Qué distinto amamos nosotros, buscamos amar a quien nos puede corresponder, deseamos que sea con la misma intensidad y manera que nos gusta, depositamos nuestra felicidad en ese amor y ofrecemos un amor que, muchas veces, queda a deber.
Jesús, el Hijo de Dios, es plenitud. La felicidad en Él está completa porque el amor perfecto, el Espíritu Santo, está en Él, vive en Él; sin embargo, al recibir nuestro amor egoísta, lo acoge y responde con “gracias sobre gracias” que no guardan relación, ni con la calidad, ni con la intensidad que nosotros le damos.
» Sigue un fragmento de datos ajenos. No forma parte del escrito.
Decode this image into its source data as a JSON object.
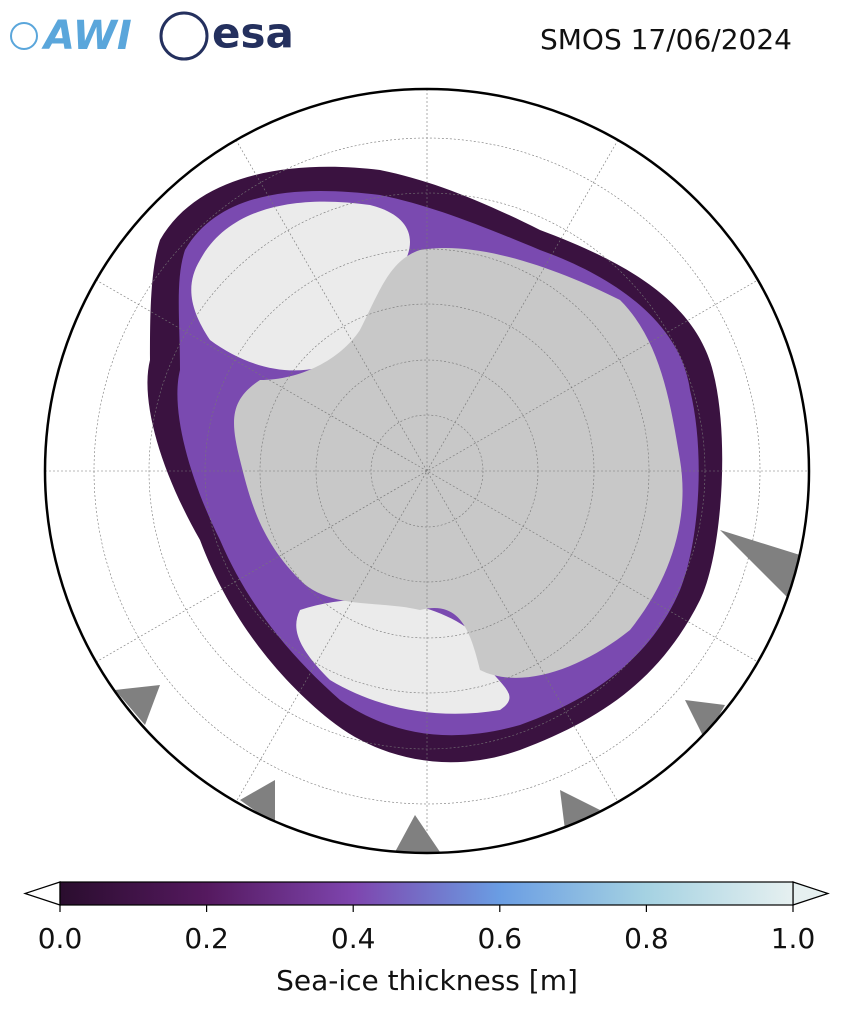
{
  "header": {
    "logos": [
      "AWI",
      "esa"
    ],
    "title": "SMOS 17/06/2024"
  },
  "colorbar": {
    "label": "Sea-ice thickness [m]",
    "xlim": [
      0,
      1
    ],
    "xticks": [
      {
        "value": 0,
        "label": "0.0"
      },
      0.2,
      0.4,
      0.6,
      0.8,
      {
        "value": 1,
        "label": "1.0"
      }
    ]
  }
}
El amor que le entregamos a Dios es imperfecto, pero, al recibirlo, Él lo perfecciona. Así se lo dice a Conchita: Porque soy el amor, Yo cubro con amor todas las lagunas en un alma que amo, en la que tengo un fin y a la que, como la tuya, he cubierto y cubro con estupendas gracias”.
Estamos llamados a imitar el amor sacerdotal de Jesús. Amar con entrega total, con generosidad, aceptar el amor que se nos brinda, sin que de ello dependa nuestra dicha; encontrar gozo en recibirlo correspondiendo al 100% y devolver ese amor enriquecido, porque aporta a nuestra santificación. La perfección está en el amor.
¡Claro que no es fácil! Muchas veces, se trata de personas muy cercanas, las que no nos corresponden y eso duele mucho. Es, justo ahí, donde hay que seguir el ejemplo del Maestro, recordar que el amor, el Espíritu Santo, está en nosotros y poner en práctica lo que San Juan de la Cruz decía: Pon amor donde no hay amor y sacarás amor.